Would listing  the actual calories that are in a fast  food  menu item be a good idea in the USA ? What do you think? Here in Ontario, the large chains like Burger King, McDonalds, Harvey's, Denny's, A and W, Pizza Pizza  , and Tim Hortons MUST list the calories in each of their menu selections on the menu and on the advertising materials. I just got a flyer from Pizza Pizza this morning in the mail, and it includes information about what each menu selection's calorie count is. The bacon poutine contains 720 calories, while the 4 topping large pizza has 450 calories per slice. JimB.


----------



## hollydolly (Dec 2, 2022)

jimintoronto said:


> Would listing  the actual calories that are in a fast  food  menu item be a good idea in the USA ? What do you think? Here in Ontario, the large chains like Burger King, McDonalds, Harvey's, Denny's, A and W, Pizza Pizza  , and Tim Hortons MUST list the calories in each of their menu selections on the menu and on the advertising materials. I just got a flyer from Pizza Pizza this morning in the mail, and it includes information about what each menu selection's calorie count is. The bacon poutine contains 720 calories, while the 4 topping large pizza has 450 calories per slice. JimB.
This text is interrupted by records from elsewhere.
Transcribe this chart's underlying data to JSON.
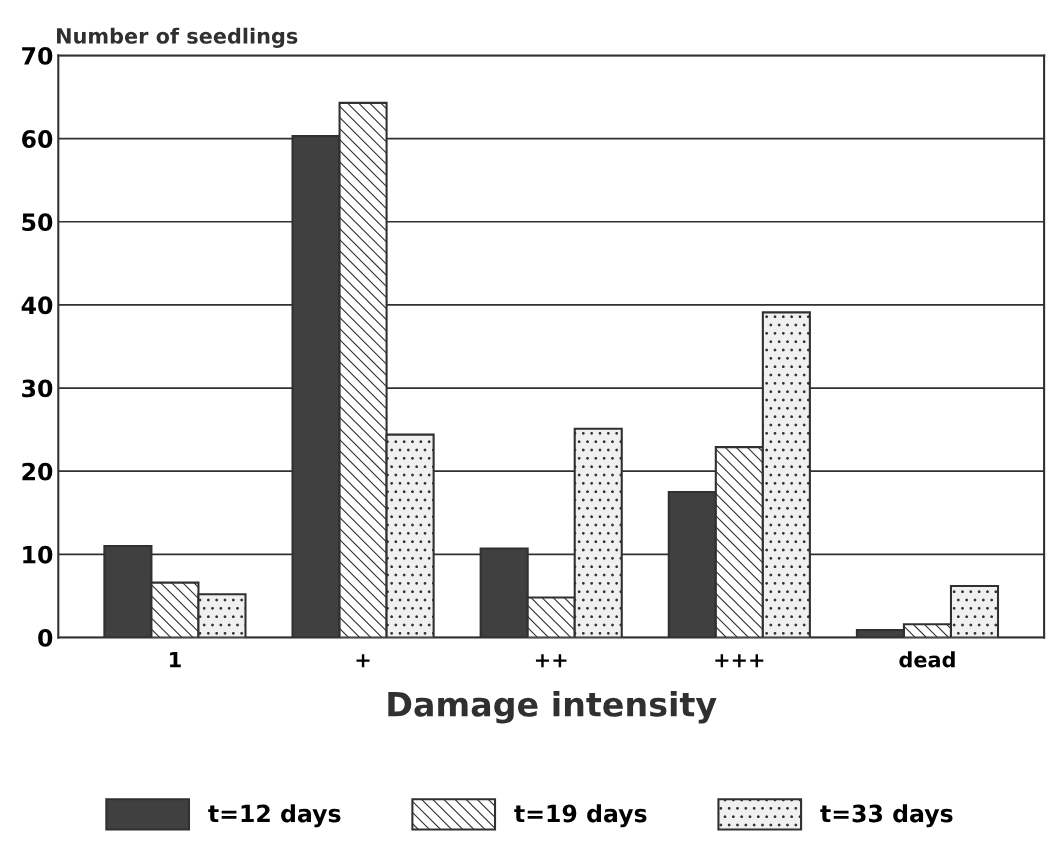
{
  "chart_data": {
    "type": "bar",
    "xlabel": "Damage intensity",
    "ylabel": "Number of seedlings",
    "categories": [
      "1",
      "+",
      "++",
      "+++",
      "dead"
    ],
    "series": [
      {
        "name": "t=12 days",
        "color": "#404040",
        "values": [
          11.0,
          60.3,
          10.7,
          17.5,
          0.9
        ]
      },
      {
        "name": "t=19 days",
        "color": "#ffffff",
        "values": [
          6.6,
          64.3,
          4.8,
          22.9,
          1.6
        ]
      },
      {
        "name": "t=33 days",
        "color": "#f0f0f0",
        "values": [
          5.2,
          24.4,
          25.1,
          39.1,
          6.2
        ]
      }
    ],
    "ylim": [
      0,
      70
    ],
    "yticks": [
      0,
      10,
      20,
      30,
      40,
      50,
      60,
      70
    ],
    "grid": "y",
    "legend": "bottom"
  }
}
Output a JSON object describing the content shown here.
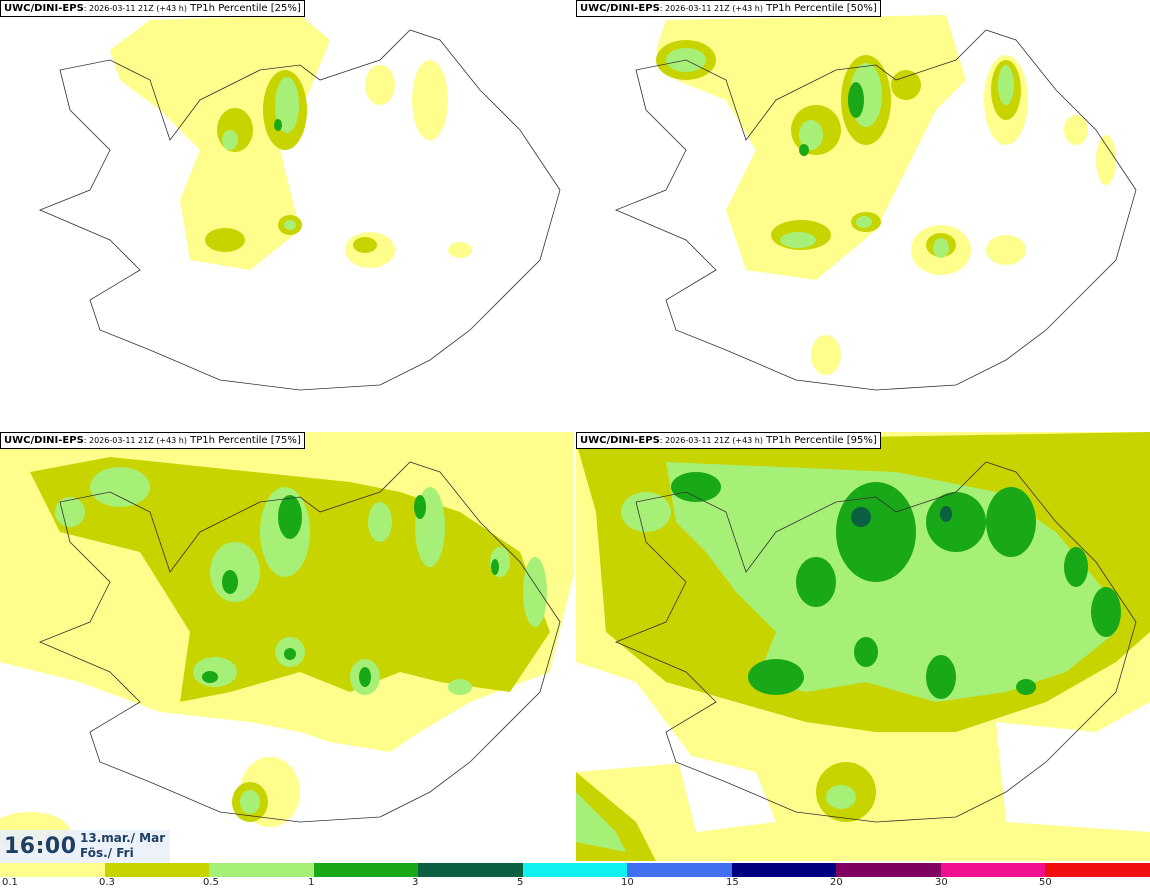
{
  "panels": [
    {
      "source": "UWC/DINI-EPS",
      "run": ": 2026-03-11 21Z (+43 h)",
      "product": "TP1h Percentile [25%]"
    },
    {
      "source": "UWC/DINI-EPS",
      "run": ": 2026-03-11 21Z (+43 h)",
      "product": "TP1h Percentile [50%]"
    },
    {
      "source": "UWC/DINI-EPS",
      "run": ": 2026-03-11 21Z (+43 h)",
      "product": "TP1h Percentile [75%]"
    },
    {
      "source": "UWC/DINI-EPS",
      "run": ": 2026-03-11 21Z (+43 h)",
      "product": "TP1h Percentile [95%]"
    }
  ],
  "valid_time": {
    "clock": "16:00",
    "date_line": "13.mar./ Mar",
    "day_line": "Fös./ Fri"
  },
  "legend": {
    "labels": [
      "0.1",
      "0.3",
      "0.5",
      "1",
      "3",
      "5",
      "10",
      "15",
      "20",
      "30",
      "50"
    ],
    "colors": [
      "#fefe8c",
      "#c8d400",
      "#a7f078",
      "#18a818",
      "#0a6040",
      "#10f0f0",
      "#4070f0",
      "#000080",
      "#800060",
      "#f01090",
      "#f01010"
    ]
  }
}
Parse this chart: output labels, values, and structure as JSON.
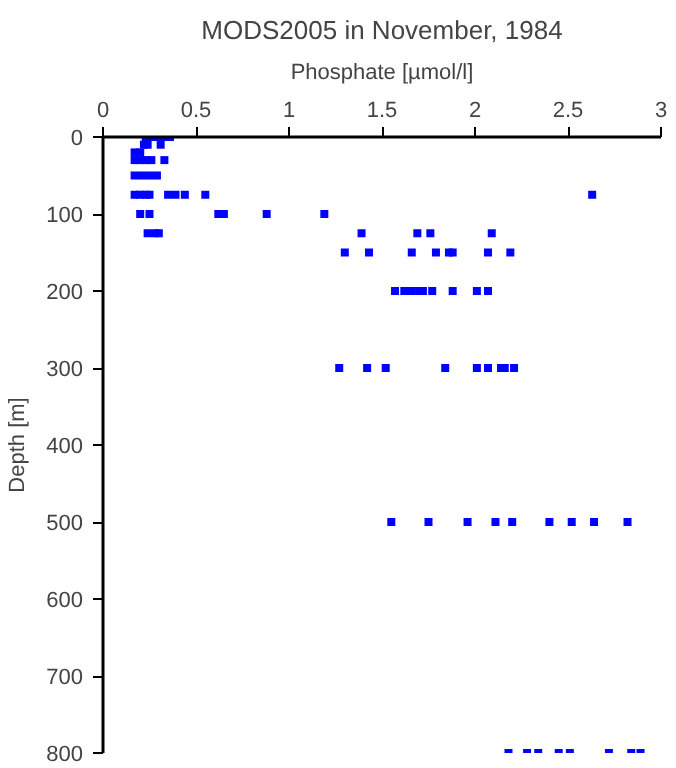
{
  "chart_data": {
    "type": "scatter",
    "title": "MODS2005 in November, 1984",
    "xlabel": "Phosphate [µmol/l]",
    "ylabel": "Depth [m]",
    "xlim": [
      0,
      3
    ],
    "xticks": [
      0,
      {
        "value": 0.5,
        "label": "0.5"
      },
      1,
      {
        "value": 1.5,
        "label": "1.5"
      },
      2,
      {
        "value": 2.5,
        "label": "2.5"
      },
      3
    ],
    "ylim": [
      800,
      0
    ],
    "yticks": [
      0,
      100,
      200,
      300,
      400,
      500,
      600,
      700,
      800
    ],
    "grid": false,
    "marker": "square",
    "series": [
      {
        "color": "#0000ff",
        "x": [
          0.23,
          0.26,
          0.29,
          0.32,
          0.36,
          0.22,
          0.24,
          0.31,
          0.17,
          0.2,
          0.17,
          0.2,
          0.23,
          0.26,
          0.33,
          0.17,
          0.21,
          0.25,
          0.29,
          0.17,
          0.2,
          0.23,
          0.25,
          0.35,
          0.39,
          0.44,
          0.55,
          2.63,
          0.2,
          0.25,
          0.62,
          0.65,
          0.88,
          1.19,
          0.24,
          0.28,
          0.3,
          1.39,
          1.69,
          1.76,
          2.09,
          1.3,
          1.43,
          1.66,
          1.79,
          1.86,
          1.88,
          2.07,
          2.19,
          1.57,
          1.62,
          1.66,
          1.7,
          1.72,
          1.77,
          1.88,
          2.01,
          2.07,
          1.27,
          1.42,
          1.52,
          1.84,
          2.01,
          2.07,
          2.14,
          2.16,
          2.21,
          1.55,
          1.75,
          1.96,
          2.11,
          2.2,
          2.4,
          2.52,
          2.64,
          2.82,
          2.18,
          2.28,
          2.34,
          2.45,
          2.51,
          2.72,
          2.84,
          2.89
        ],
        "values": [
          0,
          0,
          0,
          0,
          0,
          10,
          10,
          10,
          20,
          20,
          30,
          30,
          30,
          30,
          30,
          50,
          50,
          50,
          50,
          75,
          75,
          75,
          75,
          75,
          75,
          75,
          75,
          75,
          100,
          100,
          100,
          100,
          100,
          100,
          125,
          125,
          125,
          125,
          125,
          125,
          125,
          150,
          150,
          150,
          150,
          150,
          150,
          150,
          150,
          200,
          200,
          200,
          200,
          200,
          200,
          200,
          200,
          200,
          300,
          300,
          300,
          300,
          300,
          300,
          300,
          300,
          300,
          500,
          500,
          500,
          500,
          500,
          500,
          500,
          500,
          500,
          800,
          800,
          800,
          800,
          800,
          800,
          800,
          800
        ]
      }
    ]
  }
}
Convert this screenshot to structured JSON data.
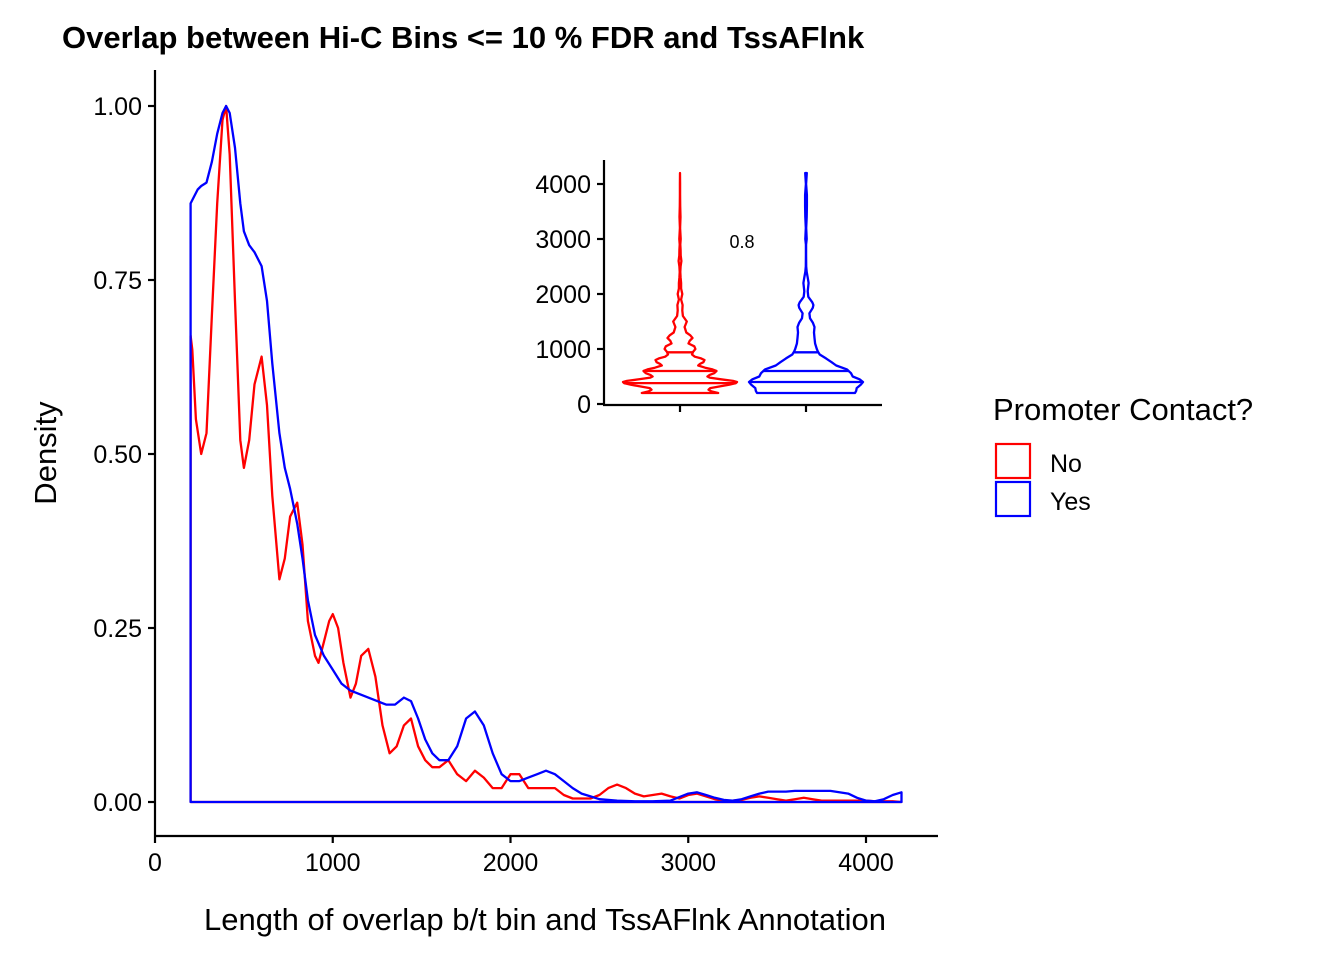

It became law in the UK in 2021


----------



## Devi (Dec 2, 2022)

(Would have been better if you'd put the link in your post, rather than the thread title where we can't click on it to visit the web page ... and it looks like the link got cut off in the title.)


----------



## jimintoronto (Dec 2, 2022)

OK lets try it here. Calories on menus: information for businesses | ontario.ca
Jimb.


----------



## Harry Le Hermit (Dec 2, 2022)

jimintoronto said:


> Would listing the actual calories that are in a fast food menu item be a good idea in the USA ?


Since May 2018.


> May 7, 2018 is the compliance date for the menu labeling final rule. On this date, consumers will have access to calorie and nutrition information in certain chain establishments covered by the rule. The menu labeling requirements apply to restaurants and similar retail food establishments that are part of a chain with 20 or more locations. In addition, they must be doing business under the same name and offering for sale substantially the same menu items.  https://www.fda.gov/food/food-labeling-nutrition/menu-labeling-requirements


----------